People many times get worse with methyl folate supplementation, as methyl folate and methylcobalamin feed many types of bacteria, protozoa and intracellular infections. Many scientific laboratory studies show certain infections are methylcobalamin and or methylfolate dependent.

It is interesting to also know that antifolate [dihydrofolate reductase (DHFR)] medications are provided to patients with rheumatoid arthritis, lupus and psoriasis and other autoimmune conditions to REDUCE INFLAMMATION and other immune related symptoms by restricting microbial folate assimilation on folate dependent pathogens.  

There are other ways to help detoxify the body without methylfolate and methylcobalamin supplementation. S-acetyl glutathione can be used daily in high doses; however, people should work up to a high dose of 800-1,500mg per day and not begin at a higher dose right away.

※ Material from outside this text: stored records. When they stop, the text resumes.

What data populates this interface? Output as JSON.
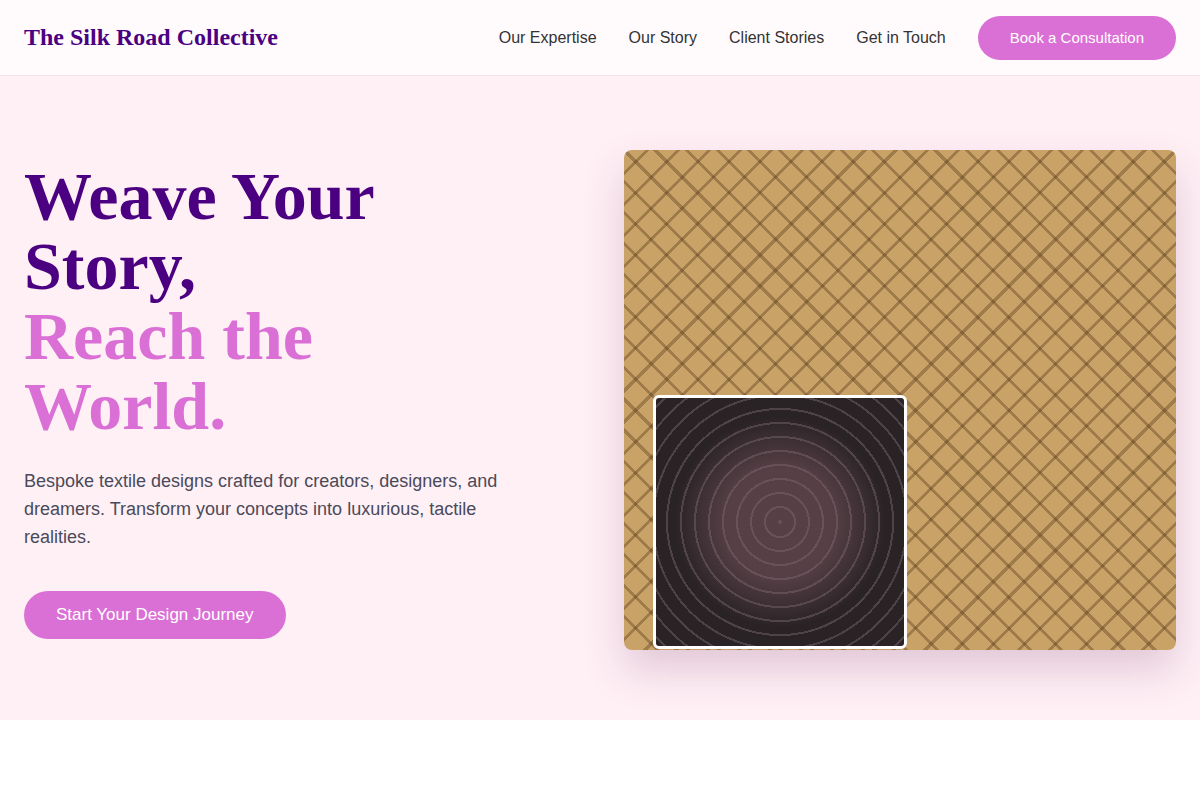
{
  "nav": {
    "brand": "The Silk Road Collective",
    "links": [
      "Our Expertise",
      "Our Story",
      "Client Stories",
      "Get in Touch"
    ],
    "cta": "Book a Consultation"
  },
  "hero": {
    "headline": "Weave Your Story,",
    "highlight": "Reach the World.",
    "description": "Bespoke textile designs crafted for creators, designers, and dreamers. Transform your concepts into luxurious, tactile realities.",
    "button": "Start Your Design Journey"
  }
}
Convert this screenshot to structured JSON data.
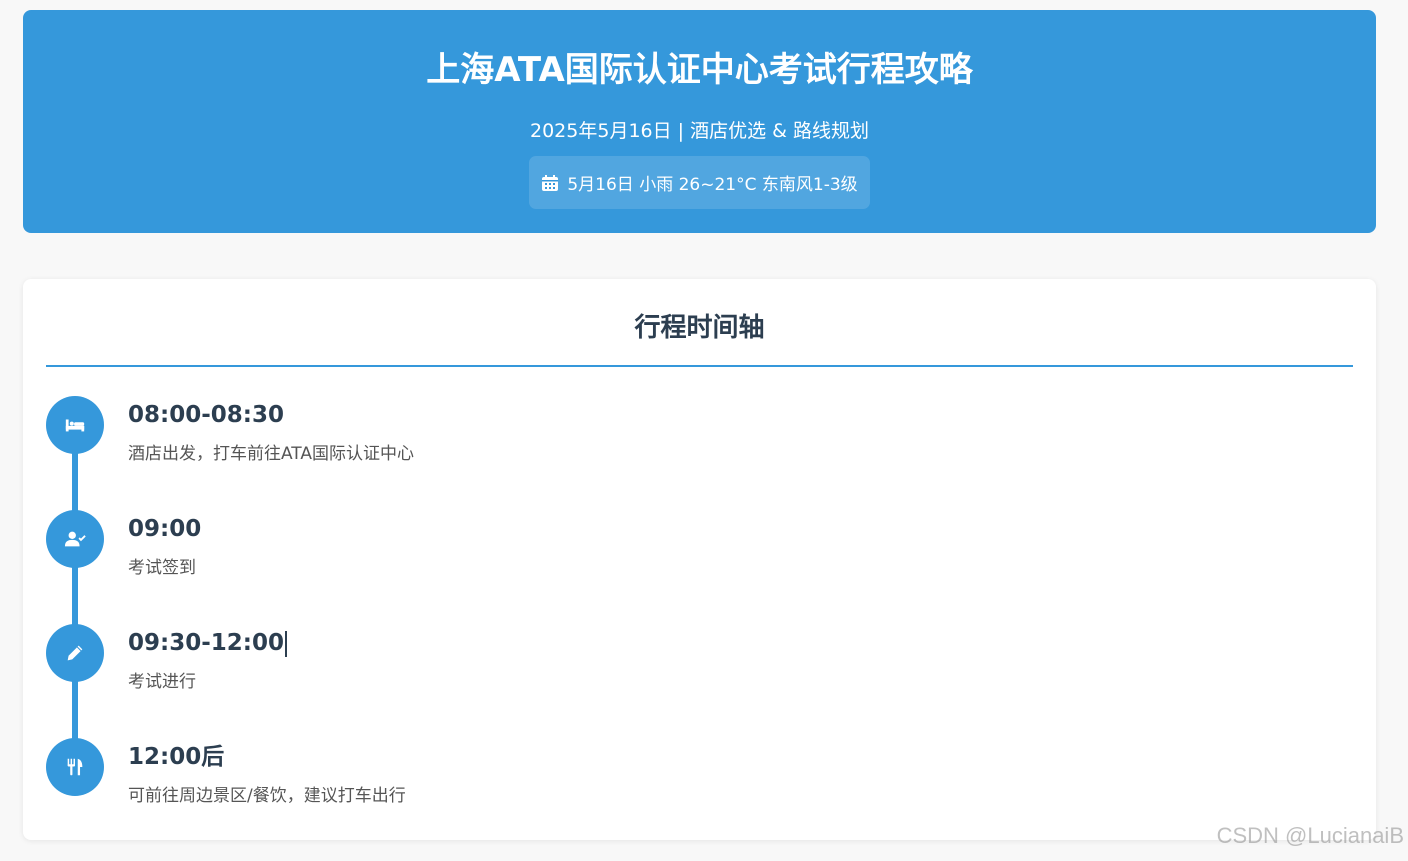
{
  "header": {
    "title": "上海ATA国际认证中心考试行程攻略",
    "subtitle": "2025年5月16日 | 酒店优选 & 路线规划",
    "weather": "5月16日 小雨 26~21°C 东南风1-3级"
  },
  "timeline": {
    "title": "行程时间轴",
    "items": [
      {
        "icon": "bed-icon",
        "time": "08:00-08:30",
        "desc": "酒店出发，打车前往ATA国际认证中心"
      },
      {
        "icon": "user-check-icon",
        "time": "09:00",
        "desc": "考试签到"
      },
      {
        "icon": "pencil-icon",
        "time": "09:30-12:00",
        "desc": "考试进行"
      },
      {
        "icon": "utensils-icon",
        "time": "12:00后",
        "desc": "可前往周边景区/餐饮，建议打车出行"
      }
    ]
  },
  "watermark": "CSDN @LucianaiB",
  "colors": {
    "accent": "#3598db",
    "text_dark": "#2c3e50",
    "background": "#f8f8f8"
  }
}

Here is a short piece of a case study; A 21-year-old male with diagnosed Lyme disease with bartonella and babesia co-infections presents with debilitating anxiety, electrical-like sharp shooting pains throughout the body, seizures, dermatological disorders and more on the initial intake. The patient began at a small dose of 1⁄2 scoop once per day in a shot of hot water, along with dietary modifications. The patient’s symptoms increased immediately after 1⁄2 scoop (half gram – very small amount). The patient was then prescribed 400mg x2/daily of s-acetyl glutathione before resuming the herbs. After taking the supplement for 5 days, the patient began the herbs again. The patient was able to move up quickly to a full dose of 4 full 1gm scoops twice per day in a cup of hot water. Once Spiro-Clear was at a full dose for five days, the patient then began Intra-Cell I and was able to move up to 4 scoops twice per day within a 2-week period of time. The patient resumed full doses of both formulas for some time. Within 1 month, all of the chronic symptoms were under control, with minor intermittent symptoms. The patient felt better than he had in years. 3 weeks later the patient stated he seemed to be in a relapse phase and was not doing well. He stated he was at a half dose of both formulas and not tolerating them well. He reported he had run out of s-acetyl glutathione two weeks prior. It was recommended to told him that he cannot go without those two supplements for the duration of the treatment. He got back on the s-acetyl glutathione and immediately was able to get back up to a full dose of both formulas.

There are those people who are not as ill and may not need detoxification support beyond the herbal formulas. It is good to know who needs added detox support and who may not before treatment begins, to offset undesirable results as people get started. This takes experience, but generally, the people who are quite ill, need it.